My husband’s decline could be traced gradually. When I looked out of the living room window and saw how long the grass had grown, deterioration was spelled everywhere. He had stopped mowing. He helped me clean up and rake the leaves a bit but tired fast. He also spent much less time sorting and working on his beloved stamp collection that he’d started when he was much younger.
My biggest frustration with his Alzheimer’s was my burning desire to coax him back to the way he’d been. He often started something and but soon after, switched to another task mid-way. He did not always finish sentences and our family learned to let that go instead of trying to finish the sentence for him. We tried not to correct his mistakes and ask for clarification. We spoke in clear, warm, caring voices. I think that the tone of my voice had more impact than the message I was trying to communicate. I discovered that lowering the pitch of my voice was more comforting and less threatening. I always spoke slowly and avoided long, complex sentences.
Basically, my husband’s nature did not change and he remained the same kind person he’d always been. I would like to pass on to anyone living with Alzheimer’s some of the things I learned along the way.
There was no point in arguing with him as it got me nowhere. It was preferable to validate his feelings by saying; “I see that you are angry and upset,” which made him feel that he was not alone. Then I changed the subject.
I endeavored to turn negatives into positives and instead of saying; “Don’t go there,” I tried to remember to say; “Let’s go here.” It was important to make eye contact and talk face to face. I used his name whenever I could and approached from the front after discovering that suddenly appearing from the side or the back startled him.
While having a conversation, I tried to keep my head at the same level as his so as not to intimidate him.
Firing questions at someone in his condition is hopeless. Ask one question at a time and refrain from asking; “Do you remember when we were at the mall?” or “Remember when Shelly visited?” Or “Remember when the children were toddlers?” Because most of the time, he did not remember.
I learned to deliver one instruction at a time and told him beforehand what I was planning. For example; ‘It’s time for a shower now. How about getting undressed and call me if you need help?’ which was far better than starting to help him when he had no idea why I was doing so.
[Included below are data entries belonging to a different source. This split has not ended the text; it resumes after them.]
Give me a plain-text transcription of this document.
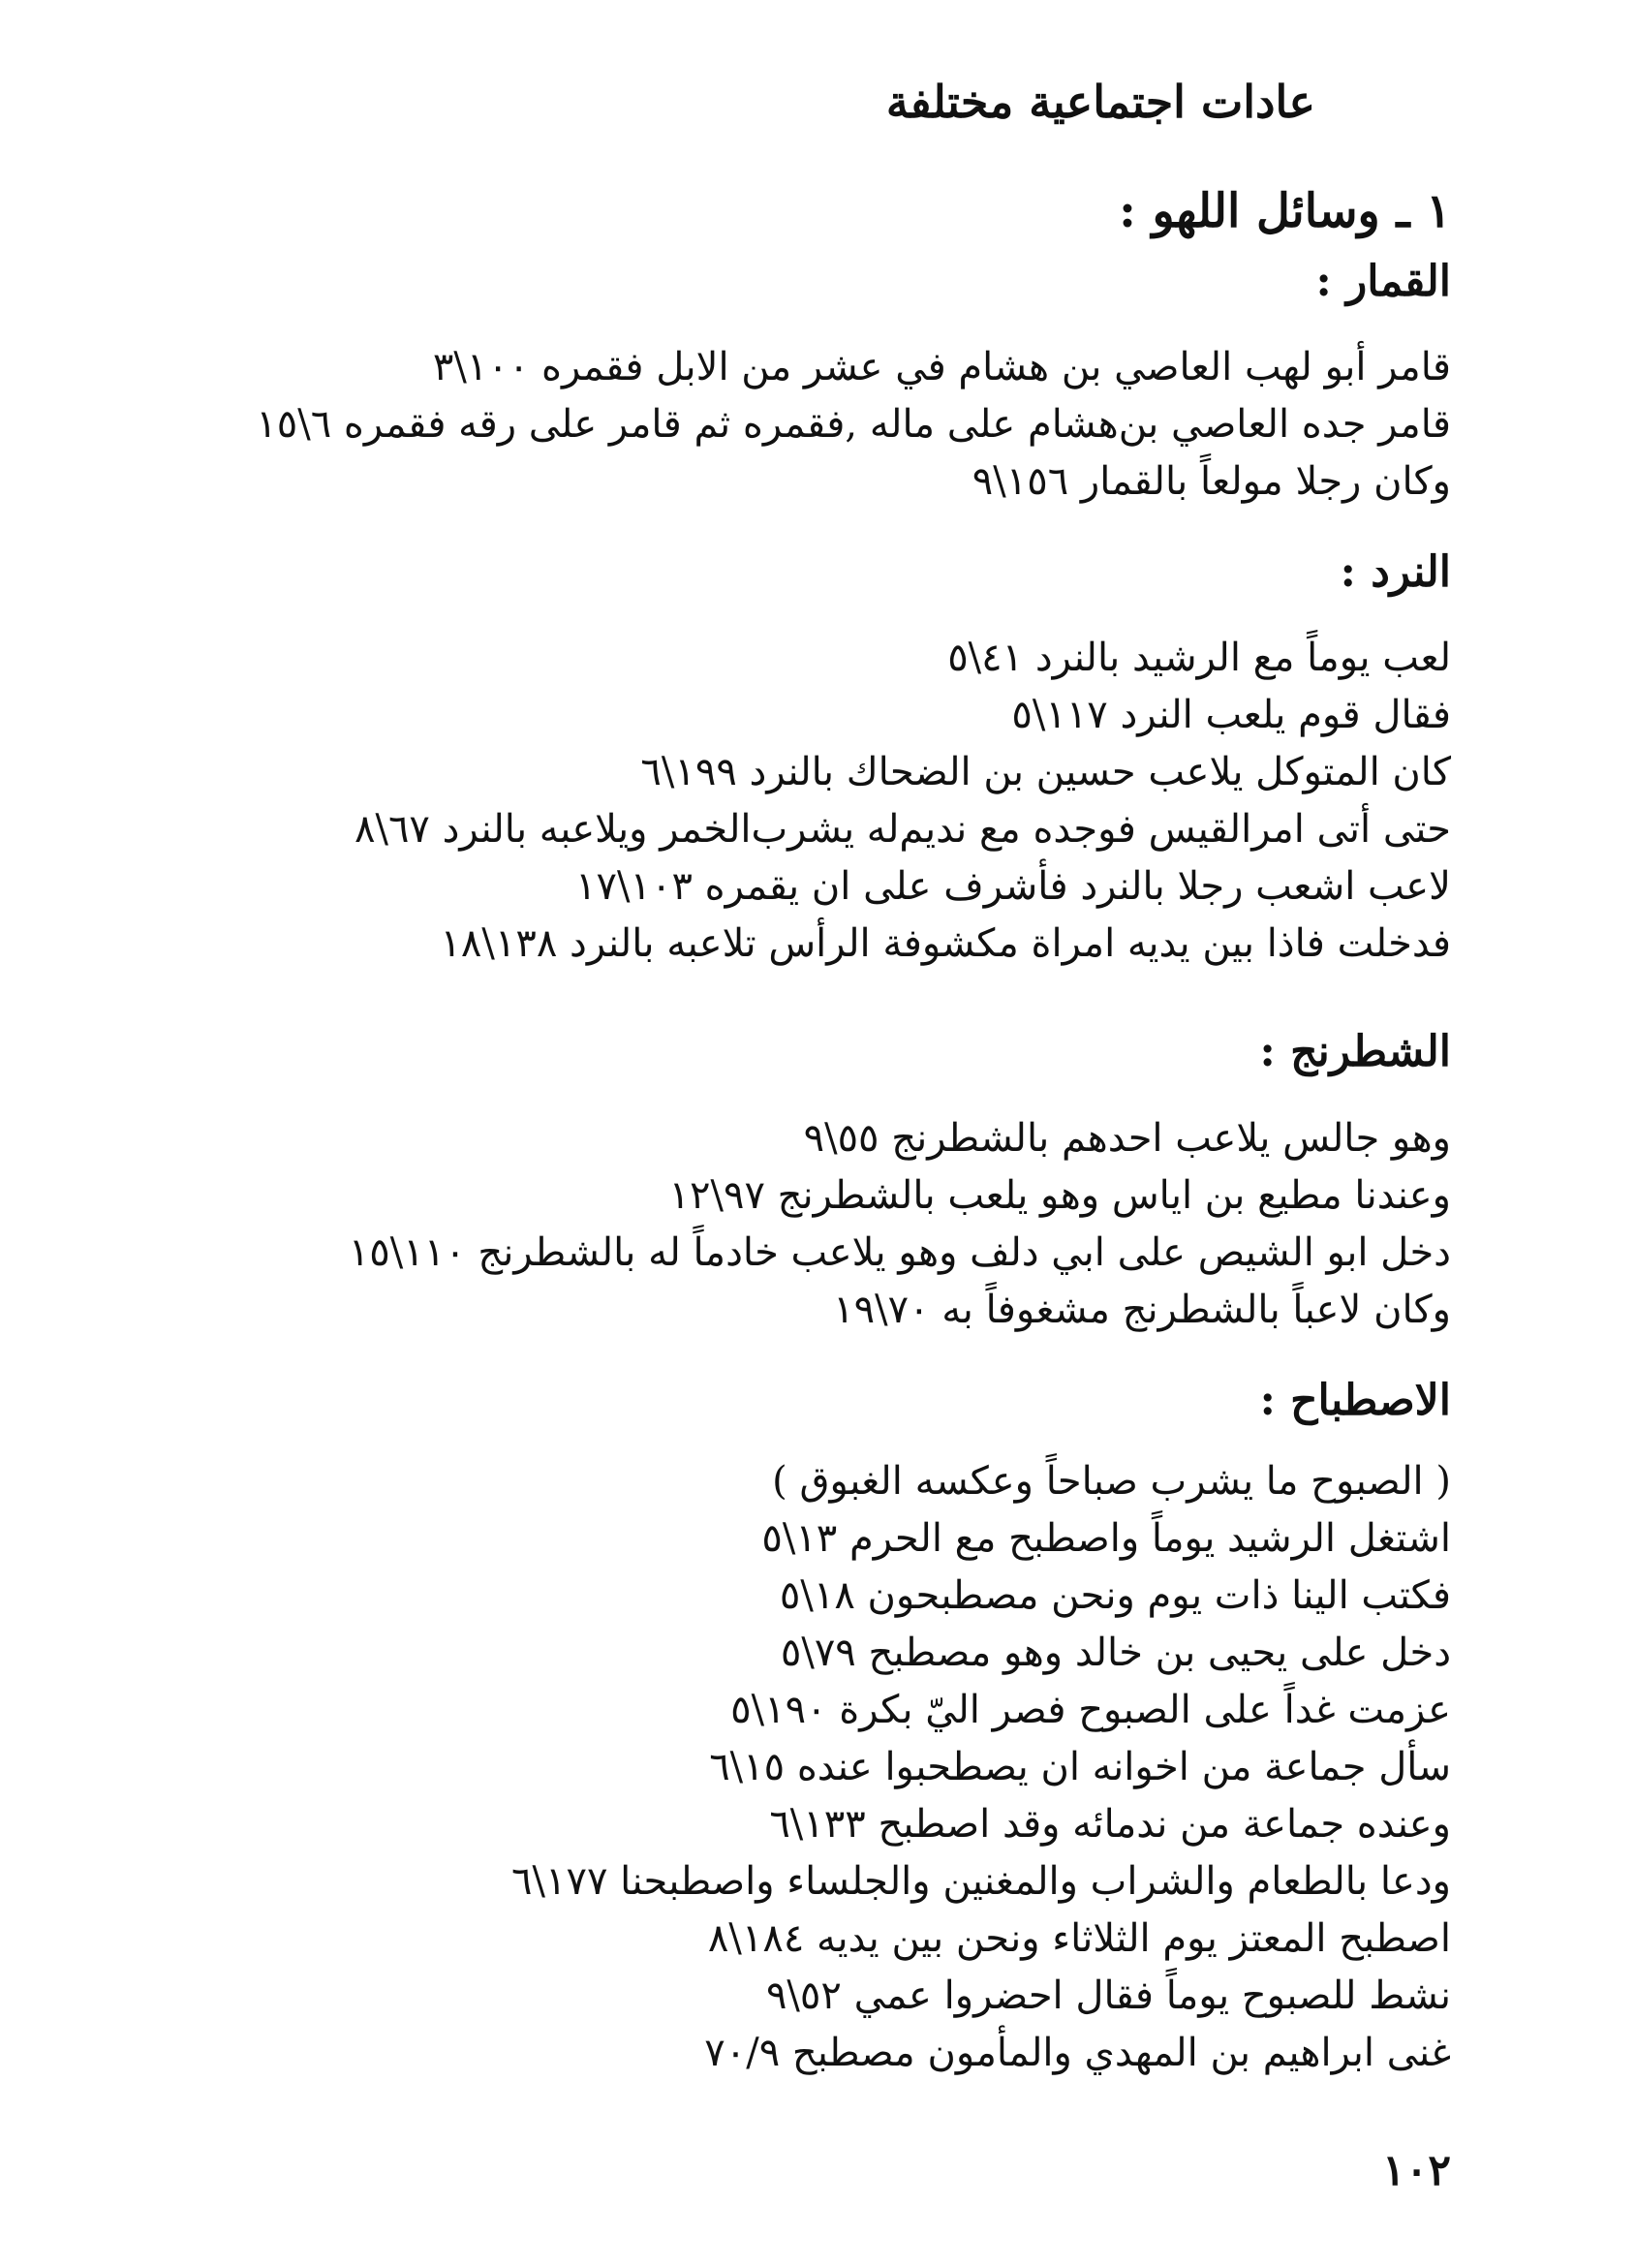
عادات اجتماعية مختلفة
١ ـ وسائل اللهو :
القمار :
قامر أبو لهب العاصي بن هشام في عشر من الابل فقمره ١٠٠\٣
قامر جده العاصي بن‌هشام على ماله ,فقمره ثم قامر على رقه فقمره ٦\١٥
وكان رجلا مولعاً بالقمار ١٥٦\٩
النرد :
لعب يوماً مع الرشيد بالنرد ٤١\٥
فقال قوم يلعب النرد ١١٧\٥
كان المتوكل يلاعب حسين بن الضحاك بالنرد ١٩٩\٦
حتى أتى امرالقيس فوجده مع نديم‌له يشرب‌الخمر ويلاعبه بالنرد ٦٧\٨
لاعب اشعب رجلا بالنرد فأشرف على ان يقمره ١٠٣\١٧
فدخلت فاذا بين يديه امراة مكشوفة الرأس تلاعبه بالنرد ١٣٨\١٨
الشطرنج :
وهو جالس يلاعب احدهم بالشطرنج ٥٥\٩
وعندنا مطيع بن اياس وهو يلعب بالشطرنج ٩٧\١٢
دخل ابو الشيص على ابي دلف وهو يلاعب خادماً له بالشطرنج ١١٠\١٥
وكان لاعباً بالشطرنج مشغوفاً به ٧٠\١٩
الاصطباح :
( الصبوح ما يشرب صباحاً وعكسه الغبوق )
اشتغل الرشيد يوماً واصطبح مع الحرم ١٣\٥
فكتب الينا ذات يوم ونحن مصطبحون ١٨\٥
دخل على يحيى بن خالد وهو مصطبح ٧٩\٥
عزمت غداً على الصبوح فصر اليّ بكرة ١٩٠\٥
سأل جماعة من اخوانه ان يصطحبوا عنده ١٥\٦
وعنده جماعة من ندمائه وقد اصطبح ١٣٣\٦
ودعا بالطعام والشراب والمغنين والجلساء واصطبحنا ١٧٧\٦
اصطبح المعتز يوم الثلاثاء ونحن بين يديه ١٨٤\٨
نشط للصبوح يوماً فقال احضروا عمي ٥٢\٩
غنى ابراهيم بن المهدي والمأمون مصطبح ٧٠/٩
١٠٢
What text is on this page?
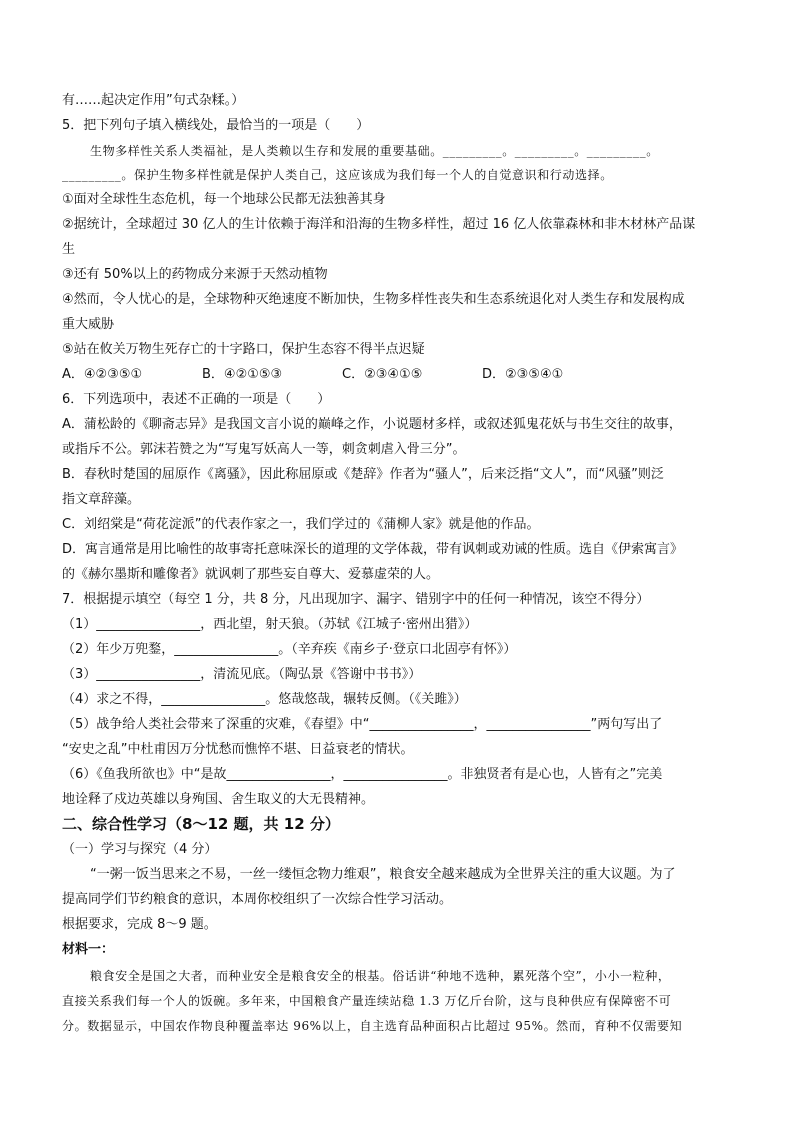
有……起决定作用”句式杂糅。）
5．把下列句子填入横线处，最恰当的一项是（　　）
生物多样性关系人类福祉，是人类赖以生存和发展的重要基础。_________。_________。_________。
_________。保护生物多样性就是保护人类自己，这应该成为我们每一个人的自觉意识和行动选择。
①面对全球性生态危机，每一个地球公民都无法独善其身
②据统计，全球超过 30 亿人的生计依赖于海洋和沿海的生物多样性，超过 16 亿人依靠森林和非木材林产品谋
生
③还有 50%以上的药物成分来源于天然动植物
④然而，令人忧心的是，全球物种灭绝速度不断加快，生物多样性丧失和生态系统退化对人类生存和发展构成
重大威胁
⑤站在攸关万物生死存亡的十字路口，保护生态容不得半点迟疑
A．④②③⑤①	B．④②①⑤③	C．②③④①⑤	D．②③⑤④①
6．下列选项中，表述不正确的一项是（　　）
A．蒲松龄的《聊斋志异》是我国文言小说的巅峰之作，小说题材多样，或叙述狐鬼花妖与书生交往的故事，
或指斥不公。郭沫若赞之为“写鬼写妖高人一等，刺贪刺虐入骨三分”。
B．春秋时楚国的屈原作《离骚》，因此称屈原或《楚辞》作者为“骚人”，后来泛指“文人”，而“风骚”则泛
指文章辞藻。
C．刘绍棠是“荷花淀派”的代表作家之一，我们学过的《蒲柳人家》就是他的作品。
D．寓言通常是用比喻性的故事寄托意味深长的道理的文学体裁，带有讽刺或劝诫的性质。选自《伊索寓言》
的《赫尔墨斯和雕像者》就讽刺了那些妄自尊大、爱慕虚荣的人。
7．根据提示填空（每空 1 分，共 8 分，凡出现加字、漏字、错别字中的任何一种情况，该空不得分）
（1）________________，西北望，射天狼。（苏轼《江城子·密州出猎》）
（2）年少万兜鍪，________________。（辛弃疾《南乡子·登京口北固亭有怀》）
（3）________________，清流见底。（陶弘景《答谢中书书》）
（4）求之不得，________________。悠哉悠哉，辗转反侧。（《关雎》）
（5）战争给人类社会带来了深重的灾难，《春望》中“________________，________________”两句写出了
“安史之乱”中杜甫因万分忧愁而憔悴不堪、日益衰老的情状。
（6）《鱼我所欲也》中“是故________________，________________。非独贤者有是心也，人皆有之”完美
地诠释了戍边英雄以身殉国、舍生取义的大无畏精神。
二、综合性学习（8～12 题，共 12 分）
（一）学习与探究（4 分）
“一粥一饭当思来之不易，一丝一缕恒念物力维艰”，粮食安全越来越成为全世界关注的重大议题。为了
提高同学们节约粮食的意识，本周你校组织了一次综合性学习活动。
根据要求，完成 8～9 题。
材料一：
粮食安全是国之大者，而种业安全是粮食安全的根基。俗话讲“种地不选种，累死落个空”，小小一粒种，
直接关系我们每一个人的饭碗。多年来，中国粮食产量连续站稳 1.3 万亿斤台阶，这与良种供应有保障密不可
分。数据显示，中国农作物良种覆盖率达 96%以上，自主选育品种面积占比超过 95%。然而，育种不仅需要知
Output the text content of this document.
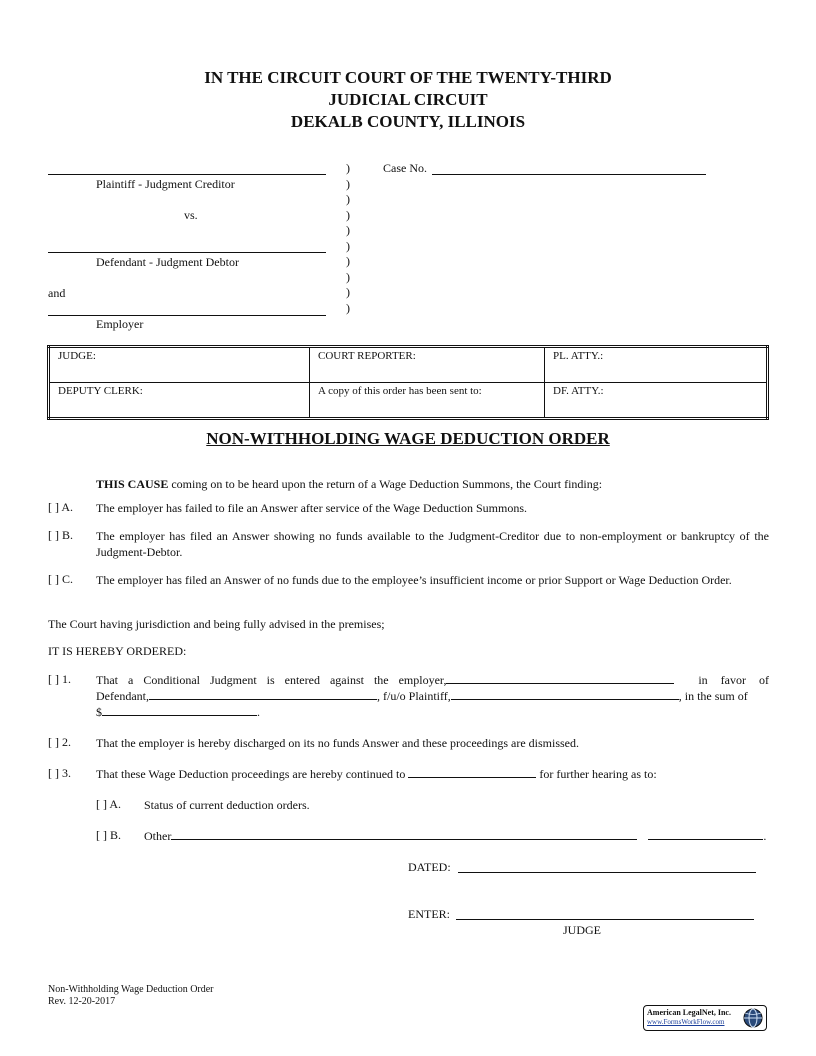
IN THE CIRCUIT COURT OF THE TWENTY-THIRD
JUDICIAL CIRCUIT
DEKALB COUNTY, ILLINOIS
Plaintiff - Judgment Creditor
vs.
Defendant - Judgment Debtor
and
Employer
)
)
)
)
)
)
)
)
)
)
Case No.
JUDGE:	COURT REPORTER:	PL. ATTY.:
DEPUTY CLERK:	A copy of this order has been sent to:	DF. ATTY.:
NON-WITHHOLDING WAGE DEDUCTION ORDER
THIS CAUSE coming on to be heard upon the return of a Wage Deduction Summons, the Court finding:
[ ] A. The employer has failed to file an Answer after service of the Wage Deduction Summons.
[ ] B. The employer has filed an Answer showing no funds available to the Judgment-Creditor due to non-employment or bankruptcy of the Judgment-Debtor.
[ ] C. The employer has filed an Answer of no funds due to the employee’s insufficient income or prior Support or Wage Deduction Order.
The Court having jurisdiction and being fully advised in the premises;
IT IS HEREBY ORDERED:
[ ] 1. That a Conditional Judgment is entered against the employer,	in favor of
Defendant,	, f/u/o Plaintiff,	, in the sum of
$	.
[ ] 2. That the employer is hereby discharged on its no funds Answer and these proceedings are dismissed.
[ ] 3. That these Wage Deduction proceedings are hereby continued to	for further hearing as to:
[ ] A. Status of current deduction orders.
[ ] B. Other	.
DATED:
ENTER:
JUDGE
Non-Withholding Wage Deduction Order
Rev. 12-20-2017
American LegalNet, Inc.
www.FormsWorkFlow.com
It is imperative never to talk about the ill person in his/her presence. A person with Alzheimer’s Disease can sometimes understand what is being said and talking this way about him/her is humiliating.
Physical closeness like holding hands and caressing made him feel good and it was pleasurable for me too.
I felt that it was always important to treat him with dignity and respect and not to talk to him as though he were an infant.